Outras vezes é num casamento que os circunstantes são surpreendidos por um coral que, mesmo em polifonia, só canta músicas dos velhos tempos, despertando em todos as saudades de épocas passadas, em que a liturgia era mais solene e os cantos litúrgicos mais elaborados, cantados por vozes escolhidas, ao som de verdadeiras orquestras.

A impressão é sempre favorável, mas o coral aparece e desaparece como se fora uma visão de tempos passados, deixando sempre uma interrogação no ar. Que coral é esse? De onde é? Como é que se faz para conseguir a sua participação numa cerimônia?

Não há nenhum mistério.

O CORAL GREGORIANO DE SANTOS foi fundado em 1972 por um grupo de amantes da música sacra, em sua maioria ex-seminaristas. Os primeiros tempos foram difíceis devido à dificuldade para a aquisição de material necessário para estudo e desenvolvimento do grupo, uma vez que não se encontravam obras em gregoriano à venda nas casas especializadas, e nas igrejas e conventos os belos Missais, Kyriales, Antiphonários, Liber Usualis, etc., haviam sido jogados no lixo, quando não queimados, como pudemos verificar algumas vezes. Respigando, entretanto aqui e ali, conseguiu o Coral Gregoriano, no decurso de todos esses anos, acumular um respeitável acervo de obras de música sacra antiga que graças aos seus cuidados está sobrevivendo e o que é melhor, sendo usado até hoje.

No inicio, entretanto, vivia o Coral de ensaios e estudos, lutando para sobreviver sem encontrar oportunidades para se apresentar, sofrendo uma verdadeira rejeição por parte dos meios religiosos, que deveriam ser os mais interessados em manter o valor cultural, a beleza melódica, a tradição de séculos que se encerram no Canto Gregoriano, quando não, ao menos em obediência às decisões do Vaticano II que na Constituição Dogmática "Sacrosanctum Concilium" (116) diz: "A igreja reconhece o canto gregoriano como próprio da liturgia romana. Portanto, em igualdade de condições, ocupa o primeiro lugar nas ações litúrgicas".

Um artigo publicado em O ESTADO DE SÃO PAULO de 26 de agosto de 1974, sobre o ressurgimento do interesse popular pelo Canto Gregoriano, estimulou o grupo a continuar intensificando e aprofundando mais ainda o cultivo do referido canto.

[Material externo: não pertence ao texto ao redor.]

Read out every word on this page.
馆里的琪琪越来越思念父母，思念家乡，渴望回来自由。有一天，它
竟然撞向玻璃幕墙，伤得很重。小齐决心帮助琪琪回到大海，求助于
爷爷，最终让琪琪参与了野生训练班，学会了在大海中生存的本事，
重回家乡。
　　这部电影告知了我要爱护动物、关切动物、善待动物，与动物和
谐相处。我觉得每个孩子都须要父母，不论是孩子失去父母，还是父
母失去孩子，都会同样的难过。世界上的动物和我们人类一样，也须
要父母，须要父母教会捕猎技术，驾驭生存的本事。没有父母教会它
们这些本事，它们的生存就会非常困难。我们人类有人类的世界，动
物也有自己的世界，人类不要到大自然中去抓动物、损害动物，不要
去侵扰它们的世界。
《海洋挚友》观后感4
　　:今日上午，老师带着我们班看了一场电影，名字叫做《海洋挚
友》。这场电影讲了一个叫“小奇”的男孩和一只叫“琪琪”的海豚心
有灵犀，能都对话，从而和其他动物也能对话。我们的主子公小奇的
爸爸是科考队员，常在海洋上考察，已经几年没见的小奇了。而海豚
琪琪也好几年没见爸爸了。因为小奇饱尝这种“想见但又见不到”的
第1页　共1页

Em um reunião ocorrida em dependência da Basílica Menor de Santo Antônio do Embaré,  em Santos-SP, então dirigida pelo vigário Frei Alexandre Tognoli, OFM (já falecido), foram tomadas várias resoluções que aliadas à cordial acolhida que lhe foi proporcionada por aquele sacerdote, deram ao grupo mais organização e consistência.

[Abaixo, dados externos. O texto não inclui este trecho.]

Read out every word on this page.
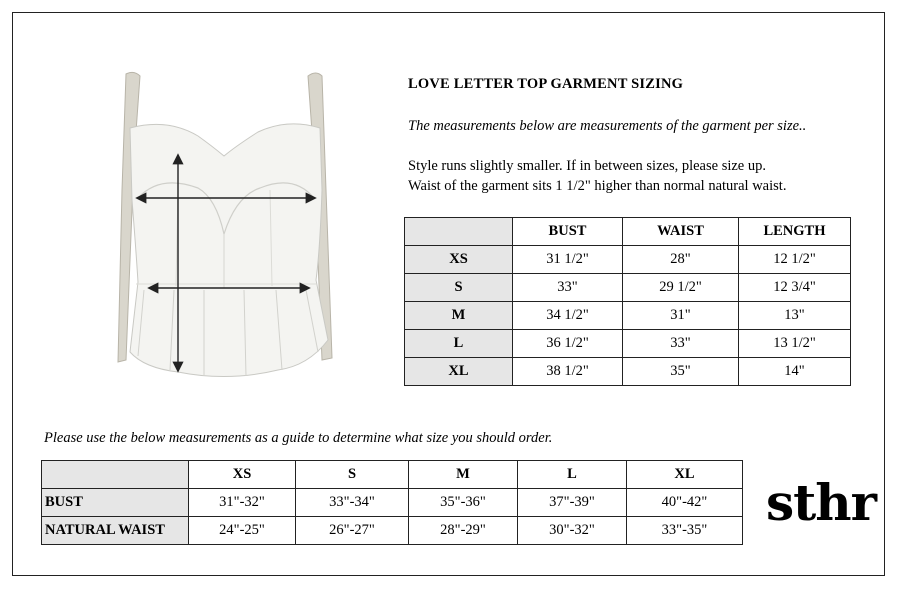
LOVE LETTER TOP GARMENT SIZING
The measurements below are measurements of the garment per size..
Style runs slightly smaller. If in between sizes, please size up.
Waist of the garment sits 1 1/2" higher than normal natural waist.
	BUST	WAIST	LENGTH
XS	31 1/2"	28"	12 1/2"
S	33"	29 1/2"	12 3/4"
M	34 1/2"	31"	13"
L	36 1/2"	33"	13 1/2"
XL	38 1/2"	35"	14"
Please use the below measurements as a guide to determine what size you should order.
	XS	S	M	L	XL
BUST	31"-32"	33"-34"	35"-36"	37"-39"	40"-42"
NATURAL WAIST	24"-25"	26"-27"	28"-29"	30"-32"	33"-35" sthr
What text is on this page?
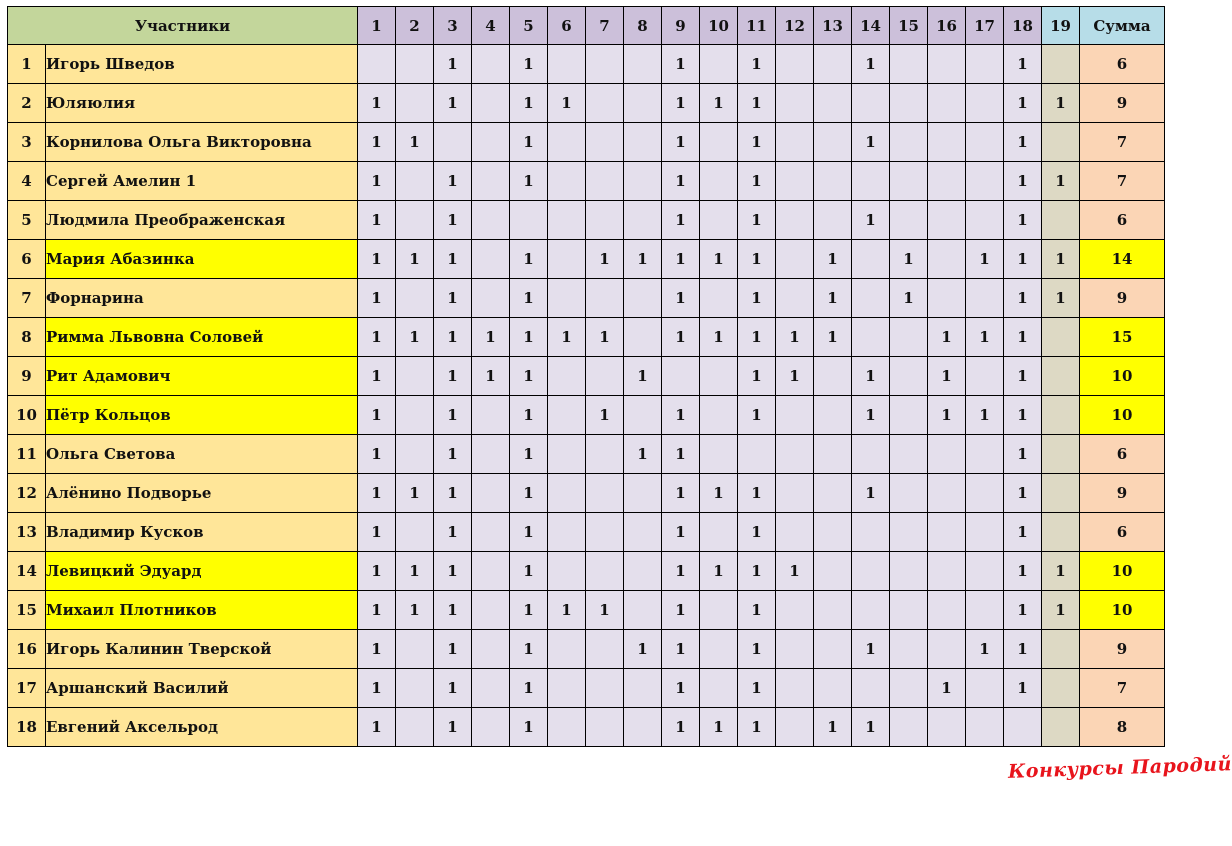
Участники		1	2	3	4	5	6	7	8	9	10	11	12	13	14	15	16	17	18	19	Сумма
1	Игорь Шведов			1		1				1		1			1				1		6
2	Юляюлия	1		1		1	1			1	1	1							1	1	9
3	Корнилова Ольга Викторовна	1	1			1				1		1			1				1		7
4	Сергей Амелин 1	1		1		1				1		1							1	1	7
5	Людмила Преображенская	1		1						1		1			1				1		6
6	Мария Абазинка	1	1	1		1		1	1	1	1	1		1		1		1	1	1	14
7	Форнарина	1		1		1				1		1		1		1			1	1	9
8	Римма Львовна Соловей	1	1	1	1	1	1	1		1	1	1	1	1			1	1	1		15
9	Рит Адамович	1		1	1	1			1			1	1		1		1		1		10
10	Пётр Кольцов	1		1		1		1		1		1			1		1	1	1		10
11	Ольга Светова	1		1		1			1	1									1		6
12	Алёнино Подворье	1	1	1		1				1	1	1			1				1		9
13	Владимир Кусков	1		1		1				1		1							1		6
14	Левицкий Эдуард	1	1	1		1				1	1	1	1						1	1	10
15	Михаил Плотников	1	1	1		1	1	1		1		1							1	1	10
16	Игорь Калинин Тверской	1		1		1			1	1		1			1			1	1		9
17	Аршанский Василий	1		1		1				1		1					1		1		7
18	Евгений Аксельрод	1		1		1				1	1	1		1	1						8
Конкурсы Пародий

Escolhido como regente do grupo Frei Alexandre - organista emérito, compositor e arranjador de reconhecida qualidade - foi adotado o nome de CORO PASTORAL GREGORIANO, ficando estabelecida como sua sede a Paróquia do Embaré.
Os ensaios, quinzenais, passaram a ser realizados regularmente, na 2.a quinta-feira e 4.a sexta-feira de cada mês, às 20h30. O Coral passou a ter uma apresentação mensal garantida, pois Frei Alexandre programou-o para a Missa Vespertina do 3º sábado de cada mês.
As demonstrações de agrado por parte do público ante tal iniciativa começaram a franquear-lhe outras igrejas e, para um ritmo constante de atuações, destinou-se o 1º sábado ou domingo de cada mês para essas apresentações fora da Paróquia do Embaré.
Constituiu-se então a primeira diretoria eleita, formada pelos seguintes elementos: Constantino Bento Júnior (Coordenador); José de Moura Ferreira (Secretário); Luiz Carlos Peres (Regente Substituto) e Antônio Sansivieri (Rel. Públicas).

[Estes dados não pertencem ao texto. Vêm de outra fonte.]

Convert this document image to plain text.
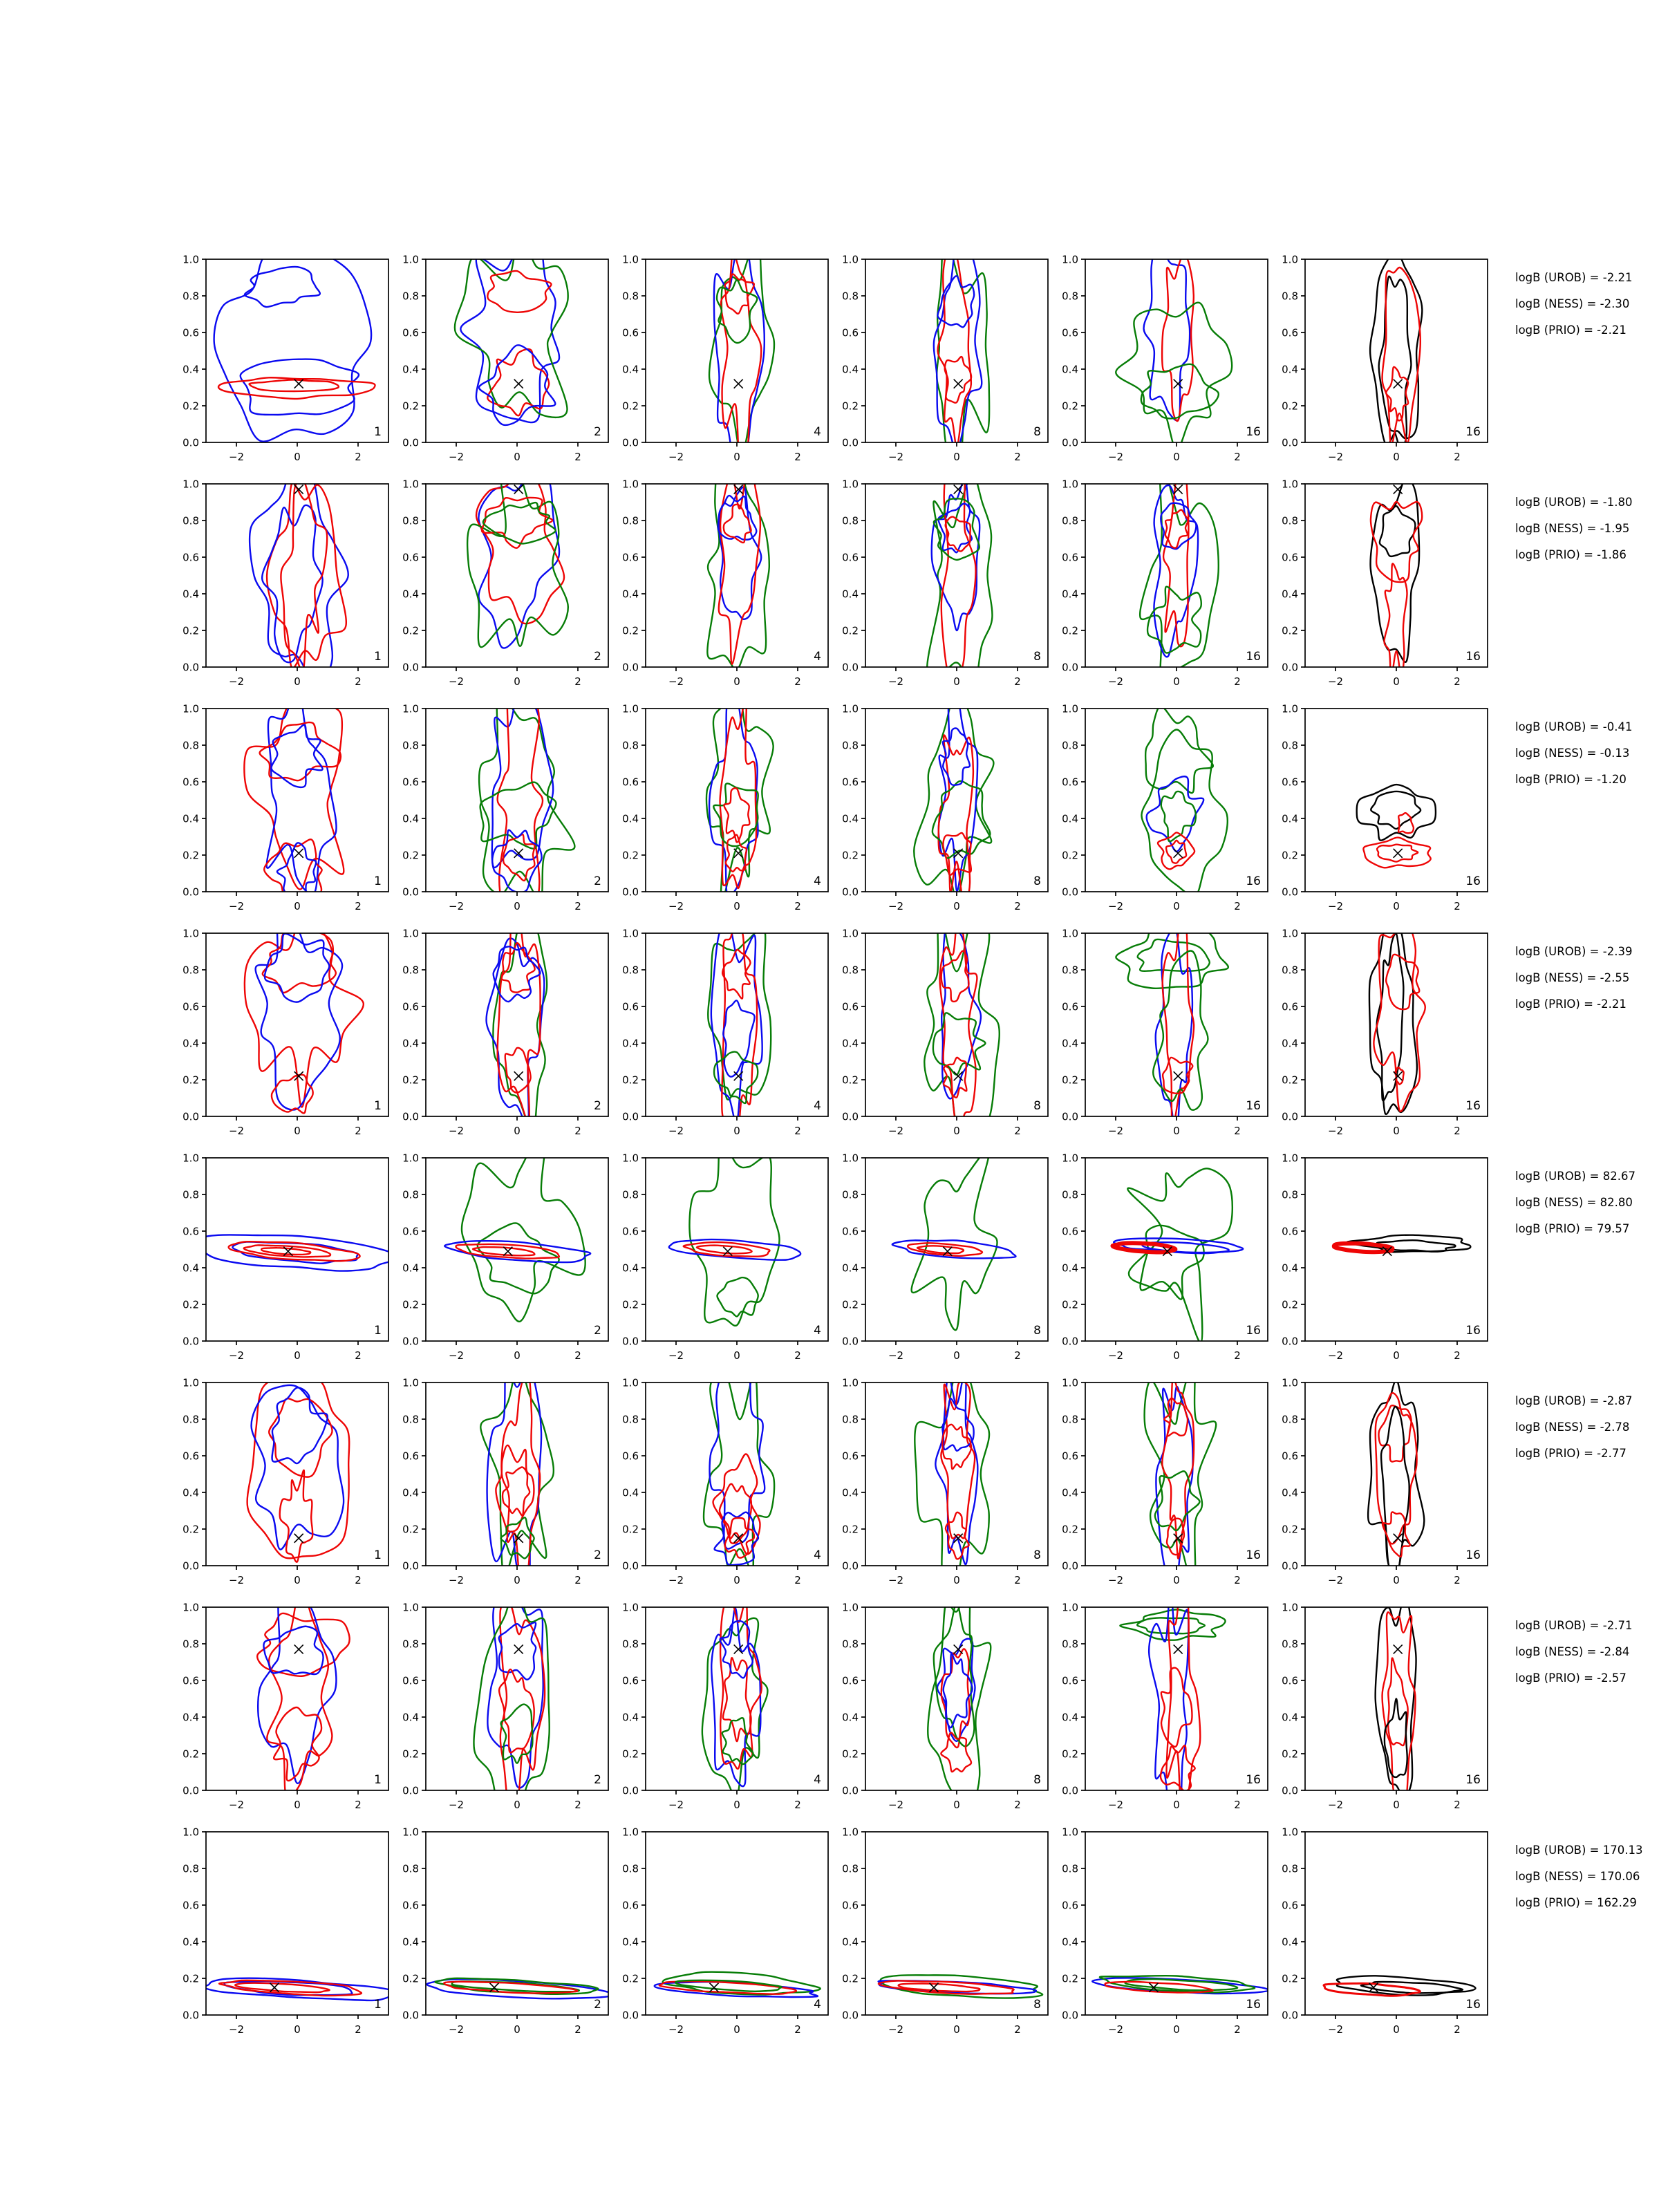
1.0
0.8
0.6
0.4
0.2
0.0
−2	0	2
1
1.0
0.8
0.6
0.4
0.2
0.0
−2	0	2
2
1.0
0.8
0.6
0.4
0.2
0.0
−2	0	2
4
1.0
0.8
0.6
0.4
0.2
0.0
−2	0	2
8
1.0
0.8
0.6
0.4
0.2
0.0
−2	0	2
16
1.0
0.8
0.6
0.4
0.2
0.0
−2	0	2
16
logB (UROB) = -2.21
logB (NESS) = -2.30
logB (PRIO) = -2.21
1.0
0.8
0.6
0.4
0.2
0.0
−2	0	2
1
1.0
0.8
0.6
0.4
0.2
0.0
−2	0	2
2
1.0
0.8
0.6
0.4
0.2
0.0
−2	0	2
4
1.0
0.8
0.6
0.4
0.2
0.0
−2	0	2
8
1.0
0.8
0.6
0.4
0.2
0.0
−2	0	2
16
1.0
0.8
0.6
0.4
0.2
0.0
−2	0	2
16
logB (UROB) = -1.80
logB (NESS) = -1.95
logB (PRIO) = -1.86
1.0
0.8
0.6
0.4
0.2
0.0
−2	0	2
1
1.0
0.8
0.6
0.4
0.2
0.0
−2	0	2
2
1.0
0.8
0.6
0.4
0.2
0.0
−2	0	2
4
1.0
0.8
0.6
0.4
0.2
0.0
−2	0	2
8
1.0
0.8
0.6
0.4
0.2
0.0
−2	0	2
16
1.0
0.8
0.6
0.4
0.2
0.0
−2	0	2
16
logB (UROB) = -0.41
logB (NESS) = -0.13
logB (PRIO) = -1.20
1.0
0.8
0.6
0.4
0.2
0.0
−2	0	2
1
1.0
0.8
0.6
0.4
0.2
0.0
−2	0	2
2
1.0
0.8
0.6
0.4
0.2
0.0
−2	0	2
4
1.0
0.8
0.6
0.4
0.2
0.0
−2	0	2
8
1.0
0.8
0.6
0.4
0.2
0.0
−2	0	2
16
1.0
0.8
0.6
0.4
0.2
0.0
−2	0	2
16
logB (UROB) = -2.39
logB (NESS) = -2.55
logB (PRIO) = -2.21
1.0
0.8
0.6
0.4
0.2
0.0
−2	0	2
1
1.0
0.8
0.6
0.4
0.2
0.0
−2	0	2
2
1.0
0.8
0.6
0.4
0.2
0.0
−2	0	2
4
1.0
0.8
0.6
0.4
0.2
0.0
−2	0	2
8
1.0
0.8
0.6
0.4
0.2
0.0
−2	0	2
16
1.0
0.8
0.6
0.4
0.2
0.0
−2	0	2
16
logB (UROB) = 82.67
logB (NESS) = 82.80
logB (PRIO) = 79.57
1.0
0.8
0.6
0.4
0.2
0.0
−2	0	2
1
1.0
0.8
0.6
0.4
0.2
0.0
−2	0	2
2
1.0
0.8
0.6
0.4
0.2
0.0
−2	0	2
4
1.0
0.8
0.6
0.4
0.2
0.0
−2	0	2
8
1.0
0.8
0.6
0.4
0.2
0.0
−2	0	2
16
1.0
0.8
0.6
0.4
0.2
0.0
−2	0	2
16
logB (UROB) = -2.87
logB (NESS) = -2.78
logB (PRIO) = -2.77
1.0
0.8
0.6
0.4
0.2
0.0
−2	0	2
1
1.0
0.8
0.6
0.4
0.2
0.0
−2	0	2
2
1.0
0.8
0.6
0.4
0.2
0.0
−2	0	2
4
1.0
0.8
0.6
0.4
0.2
0.0
−2	0	2
8
1.0
0.8
0.6
0.4
0.2
0.0
−2	0	2
16
1.0
0.8
0.6
0.4
0.2
0.0
−2	0	2
16
logB (UROB) = -2.71
logB (NESS) = -2.84
logB (PRIO) = -2.57
1.0
0.8
0.6
0.4
0.2
0.0
−2	0	2
1
1.0
0.8
0.6
0.4
0.2
0.0
−2	0	2
2
1.0
0.8
0.6
0.4
0.2
0.0
−2	0	2
4
1.0
0.8
0.6
0.4
0.2
0.0
−2	0	2
8
1.0
0.8
0.6
0.4
0.2
0.0
−2	0	2
16
1.0
0.8
0.6
0.4
0.2
0.0
−2	0	2
16
logB (UROB) = 170.13
logB (NESS) = 170.06
logB (PRIO) = 162.29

Com o falecimento de Frei Alexandre, em 13/02/75, viu-se novamente o Coral sem apoio artístico e sem base territorial para suas atuações. Durante pouco mais de um ano atuou sem base fixa sob a direção do regente substituto, apresentando-se esporadicamente em cerimônias e festividades litúrgicas em várias igrejas da cidade e vizinhanças.

Em março de 1976, já sob a direção do Pe. Joaquim Ximenes Coutinho, o grupo ganhou nova alma, aprofundando-se mais no estudo do canto gregoriano, apresentando-se com regularidade e introduzindo em seu repertório algumas peças polifônicas.

A partir dessa época, conhecido e designado nos meios artísticos e religiosos da Cidade como CORAL GREGORIANO DE SANTOS, acabou por adotar definitivamente esse nome.
Em janeiro de 1980 o Coral Gregoriano de Santos promoveu um curso de Canto Gregoriano, aberto ao público em geral, o qual foi ministrado no Colégio São José por Frei Joaquim D. Alves, OFMcap, com duração de 5 dias e versou sobre a história, a teoria, a técnica e a interpretação do Canto Chão. Formado pela Faculdade Artística e Musical Santa Marcelina de Botucatu e em Canto Gregoriano pelo Instituto Pio X do Rio de Janeiro, Frei Joaquim marcou com esse curso mais uma etapa na trajetória ascensional que o Coral Gregoriano de Santos vinha experimentando.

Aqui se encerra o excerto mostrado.